One of the battalions that took Courcelette was French-Canadian. No other Canadian battalion will deny them the glory that they won that day, and it must have been irritating to the German baron to surrender superior numbers to the stocky type that we see in New England factory towns and on their farms in Quebec, for they now formed the battalion, the frontiersmen, the _courrier de bois_, having been mostly killed in the salient. Shall I forget that little private, forty years old if he were a day, with a hole from shrapnel in his steel helmet and the bit of purple and white ribbon worn proudly on his breast, who, when I asked him how he felt after he received the clout from a shell-fragment, remarked blandly that it had knocked him down and made his head ache!

"You have the military cross!" I said.

"Yais, sir. I'm going to win the Victoria Cross!" he replied, saluting. Talk about "the spirit that quickeneth!"

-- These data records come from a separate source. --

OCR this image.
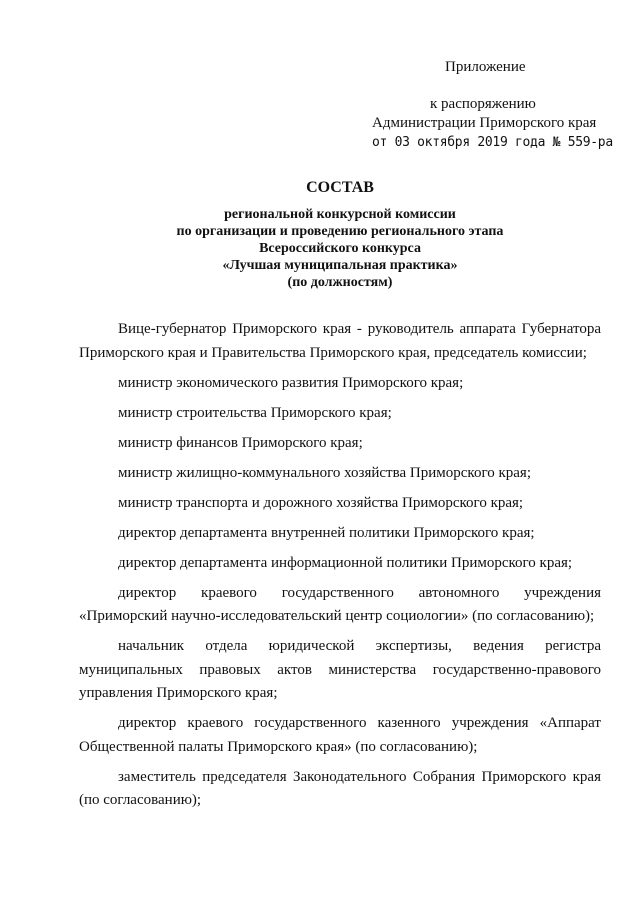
Приложение
к распоряжению
Администрации Приморского края
от 03 октября 2019 года № 559-ра
СОСТАВ
региональной конкурсной комиссии
по организации и проведению регионального этапа
Всероссийского конкурса
«Лучшая муниципальная практика»
(по должностям)

Вице-губернатор Приморского края - руководитель аппарата Губернатора Приморского края и Правительства Приморского края, председатель комиссии;

министр экономического развития Приморского края;

министр строительства Приморского края;

министр финансов Приморского края;

министр жилищно-коммунального хозяйства Приморского края;

министр транспорта и дорожного хозяйства Приморского края;

директор департамента внутренней политики Приморского края;

директор департамента информационной политики Приморского края;

директор краевого государственного автономного учреждения «Приморский научно-исследовательский центр социологии» (по согласованию);

начальник отдела юридической экспертизы, ведения регистра муниципальных правовых актов министерства государственно-правового управления Приморского края;

директор краевого государственного казенного учреждения «Аппарат Общественной палаты Приморского края» (по согласованию);

заместитель председателя Законодательного Собрания Приморского края (по согласованию);
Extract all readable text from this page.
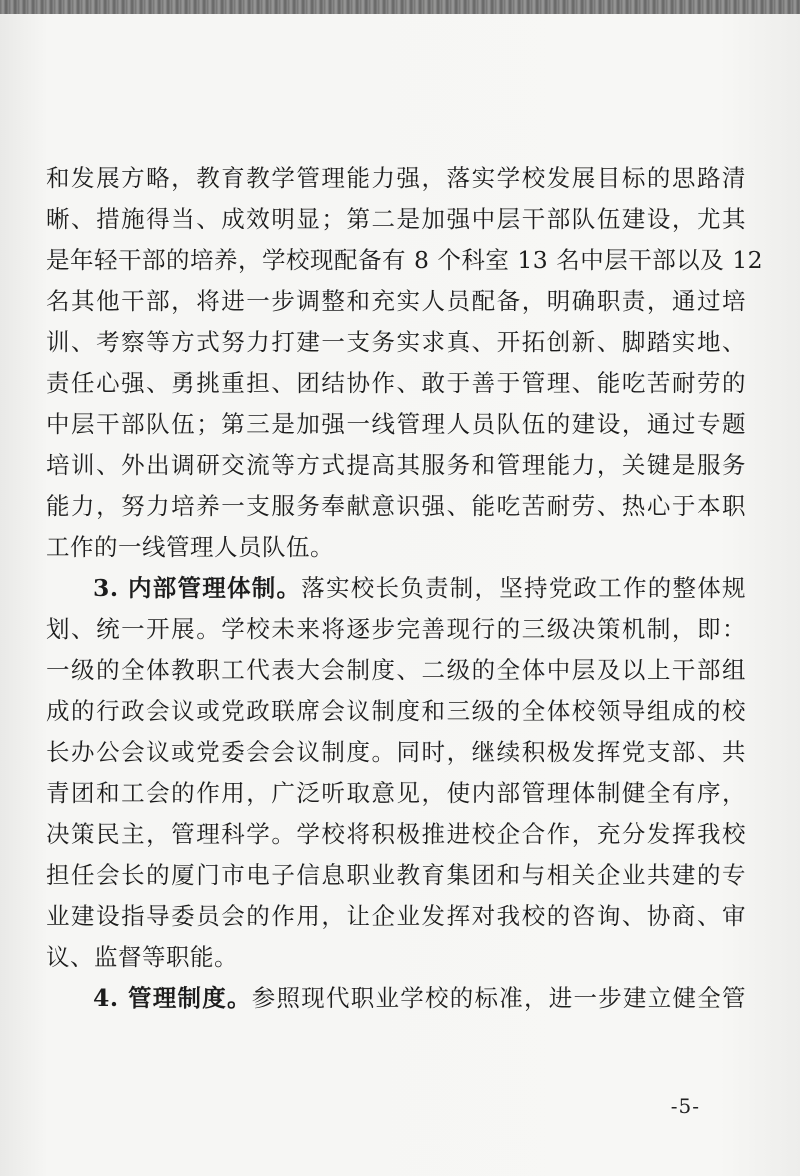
和发展方略，教育教学管理能力强，落实学校发展目标的思路清
晰、措施得当、成效明显；第二是加强中层干部队伍建设，尤其
是年轻干部的培养，学校现配备有 8 个科室 13 名中层干部以及 12
名其他干部，将进一步调整和充实人员配备，明确职责，通过培
训、考察等方式努力打建一支务实求真、开拓创新、脚踏实地、
责任心强、勇挑重担、团结协作、敢于善于管理、能吃苦耐劳的
中层干部队伍；第三是加强一线管理人员队伍的建设，通过专题
培训、外出调研交流等方式提高其服务和管理能力，关键是服务
能力，努力培养一支服务奉献意识强、能吃苦耐劳、热心于本职
工作的一线管理人员队伍。
3. 内部管理体制。落实校长负责制，坚持党政工作的整体规
划、统一开展。学校未来将逐步完善现行的三级决策机制，即：
一级的全体教职工代表大会制度、二级的全体中层及以上干部组
成的行政会议或党政联席会议制度和三级的全体校领导组成的校
长办公会议或党委会会议制度。同时，继续积极发挥党支部、共
青团和工会的作用，广泛听取意见，使内部管理体制健全有序，
决策民主，管理科学。学校将积极推进校企合作，充分发挥我校
担任会长的厦门市电子信息职业教育集团和与相关企业共建的专
业建设指导委员会的作用，让企业发挥对我校的咨询、协商、审
议、监督等职能。
4. 管理制度。参照现代职业学校的标准，进一步建立健全管
-5-
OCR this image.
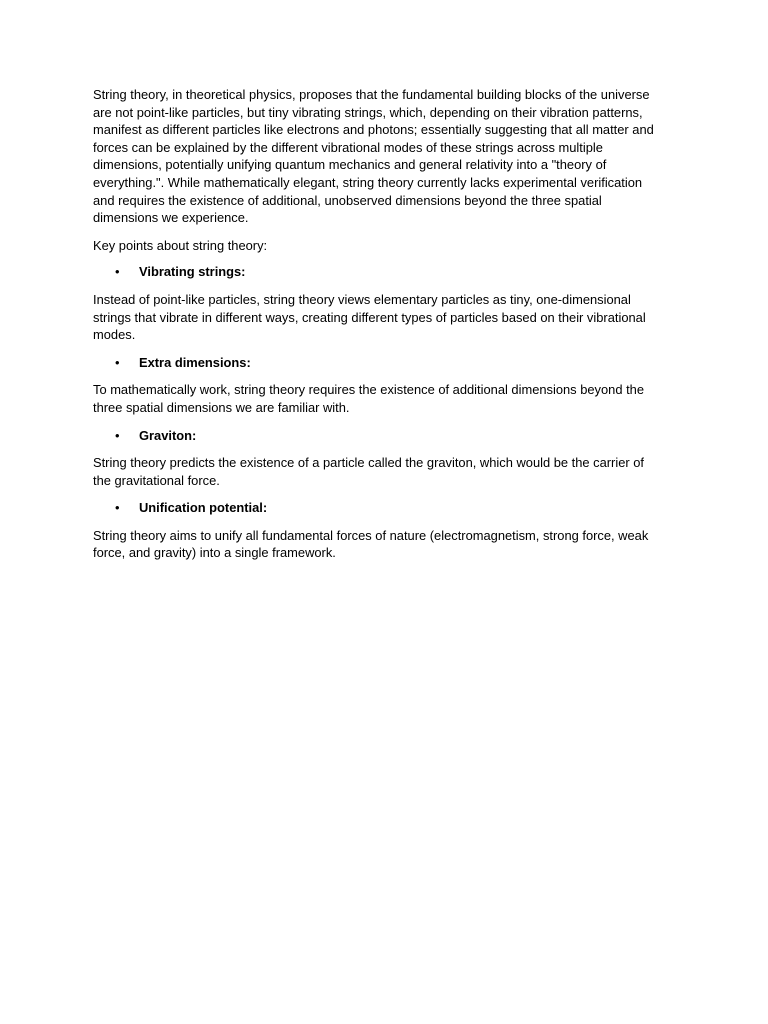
String theory, in theoretical physics, proposes that the fundamental building blocks of the universe are not point-like particles, but tiny vibrating strings, which, depending on their vibration patterns, manifest as different particles like electrons and photons; essentially suggesting that all matter and forces can be explained by the different vibrational modes of these strings across multiple dimensions, potentially unifying quantum mechanics and general relativity into a "theory of everything.". While mathematically elegant, string theory currently lacks experimental verification and requires the existence of additional, unobserved dimensions beyond the three spatial dimensions we experience.

Key points about string theory:

• Vibrating strings:

Instead of point-like particles, string theory views elementary particles as tiny, one-dimensional strings that vibrate in different ways, creating different types of particles based on their vibrational modes.

• Extra dimensions:

To mathematically work, string theory requires the existence of additional dimensions beyond the three spatial dimensions we are familiar with.

• Graviton:

String theory predicts the existence of a particle called the graviton, which would be the carrier of the gravitational force.

• Unification potential:

String theory aims to unify all fundamental forces of nature (electromagnetism, strong force, weak force, and gravity) into a single framework.
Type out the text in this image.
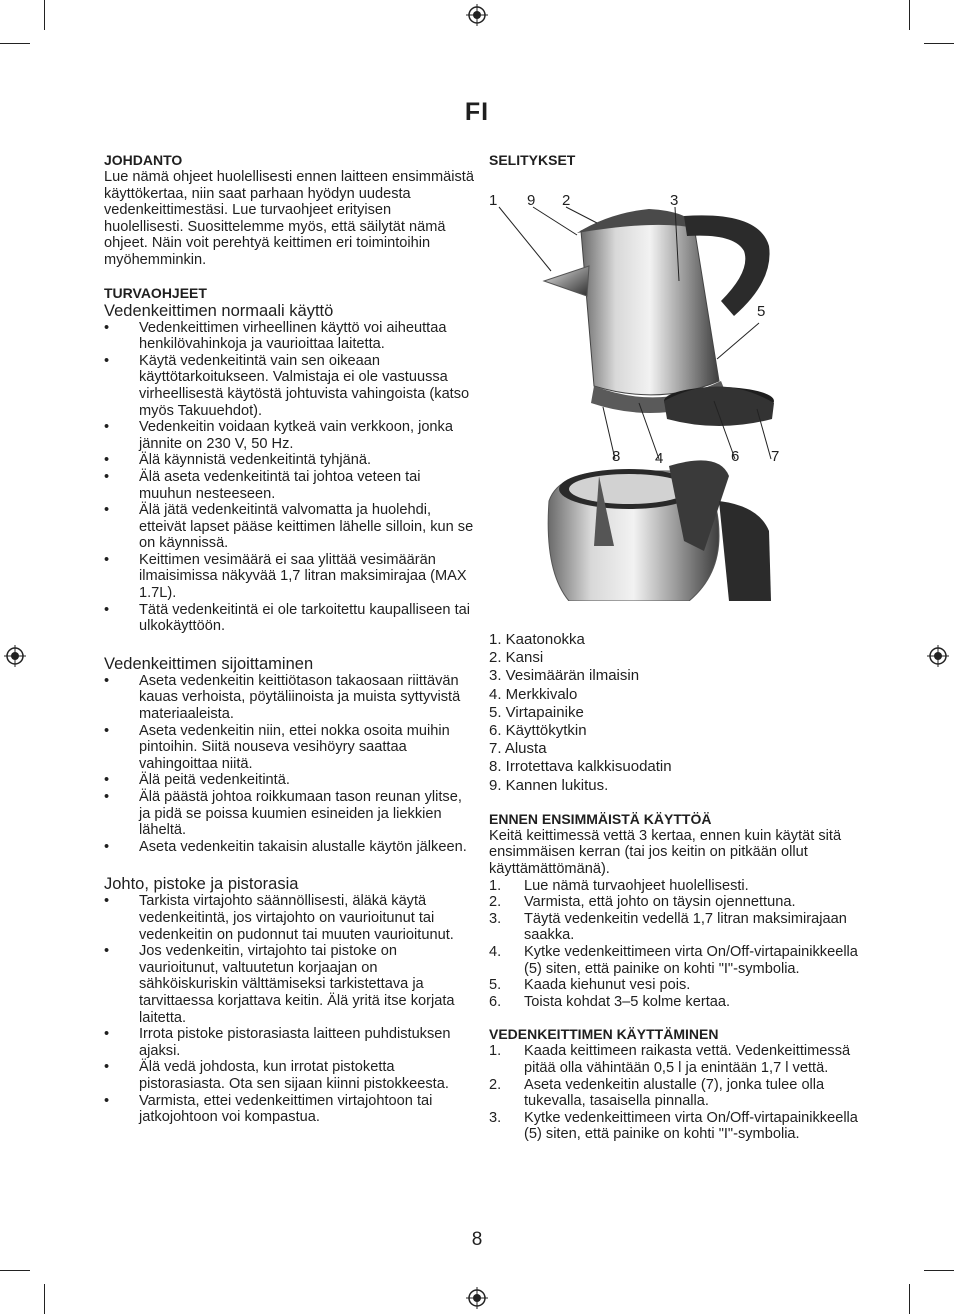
FI
JOHDANTO

Lue nämä ohjeet huolellisesti ennen laitteen ensimmäistä käyttökertaa, niin saat parhaan hyödyn uudesta vedenkeittimestäsi. Lue turvaohjeet erityisen huolellisesti. Suosittelemme myös, että säilytät nämä ohjeet. Näin voit perehtyä keittimen eri toimintoihin myöhemminkin.

TURVAOHJEET
Vedenkeittimen normaali käyttö
• Vedenkeittimen virheellinen käyttö voi aiheuttaa henkilövahinkoja ja vaurioittaa laitetta.
• Käytä vedenkeitintä vain sen oikeaan käyttötarkoitukseen. Valmistaja ei ole vastuussa virheellisestä käytöstä johtuvista vahingoista (katso myös Takuuehdot).
• Vedenkeitin voidaan kytkeä vain verkkoon, jonka jännite on 230 V, 50 Hz.
• Älä käynnistä vedenkeitintä tyhjänä.
• Älä aseta vedenkeitintä tai johtoa veteen tai muuhun nesteeseen.
• Älä jätä vedenkeitintä valvomatta ja huolehdi, etteivät lapset pääse keittimen lähelle silloin, kun se on käynnissä.
• Keittimen vesimäärä ei saa ylittää vesimäärän ilmaisimissa näkyvää 1,7 litran maksimirajaa (MAX 1.7L).
• Tätä vedenkeitintä ei ole tarkoitettu kaupalliseen tai ulkokäyttöön.
Vedenkeittimen sijoittaminen
• Aseta vedenkeitin keittiötason takaosaan riittävän kauas verhoista, pöytäliinoista ja muista syttyvistä materiaaleista.
• Aseta vedenkeitin niin, ettei nokka osoita muihin pintoihin. Siitä nouseva vesihöyry saattaa vahingoittaa niitä.
• Älä peitä vedenkeitintä.
• Älä päästä johtoa roikkumaan tason reunan ylitse, ja pidä se poissa kuumien esineiden ja liekkien läheltä.
• Aseta vedenkeitin takaisin alustalle käytön jälkeen.
Johto, pistoke ja pistorasia
• Tarkista virtajohto säännöllisesti, äläkä käytä vedenkeitintä, jos virtajohto on vaurioitunut tai vedenkeitin on pudonnut tai muuten vaurioitunut.
• Jos vedenkeitin, virtajohto tai pistoke on vaurioitunut, valtuutetun korjaajan on sähköiskuriskin välttämiseksi tarkistettava ja tarvittaessa korjattava keitin. Älä yritä itse korjata laitetta.
• Irrota pistoke pistorasiasta laitteen puhdistuksen ajaksi.
• Älä vedä johdosta, kun irrotat pistoketta pistorasiasta. Ota sen sijaan kiinni pistokkeesta.
• Varmista, ettei vedenkeittimen virtajohtoon tai jatkojohtoon voi kompastua.
SELITYKSET
1 9 2	3
5
8 4	6 7
1. Kaatonokka
2. Kansi
3. Vesimäärän ilmaisin
4. Merkkivalo
5. Virtapainike
6. Käyttökytkin
7. Alusta
8. Irrotettava kalkkisuodatin
9. Kannen lukitus.
ENNEN ENSIMMÄISTÄ KÄYTTÖÄ

Keitä keittimessä vettä 3 kertaa, ennen kuin käytät sitä ensimmäisen kerran (tai jos keitin on pitkään ollut käyttämättömänä).

1. Lue nämä turvaohjeet huolellisesti.
2. Varmista, että johto on täysin ojennettuna.
3. Täytä vedenkeitin vedellä 1,7 litran maksimirajaan saakka.
4. Kytke vedenkeittimeen virta On/Off-virtapainikkeella (5) siten, että painike on kohti "I"-symbolia.
5. Kaada kiehunut vesi pois.
6. Toista kohdat 3–5 kolme kertaa.
VEDENKEITTIMEN KÄYTTÄMINEN
1. Kaada keittimeen raikasta vettä. Vedenkeittimessä pitää olla vähintään 0,5 l ja enintään 1,7 l vettä.
2. Aseta vedenkeitin alustalle (7), jonka tulee olla tukevalla, tasaisella pinnalla.
3. Kytke vedenkeittimeen virta On/Off-virtapainikkeella (5) siten, että painike on kohti "I"-symbolia.
8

Or, shall I forget the French-Canadian colonel telling his story of how he and the battalion on his left in equal difficulties held the line beyond Courcelette with his scattered men against thirteen counter-attacks that night; how he had to go from point to point establishing his posts in the dark, and his repeated "'I golly!" of wonder at how he had managed to hold on, with its ring of naïve unrealization of the humor of being knocked over by a shell and finding, "'I golly!" that he had not been hurt! They had not enlisted freely, the French-Canadians, but those who had proved that if the war emotion had taken hold of them as it had of the rest of Canada they would not have been found wanting.

"'I golly!" they had to fight from the very fact that there were only a few to strike for old France and for the martial honor of Quebec. And they held all they took as sturdily as the other Canadian battalion in front of the village when the Germans awakened to revenge for the loss of Courcelette.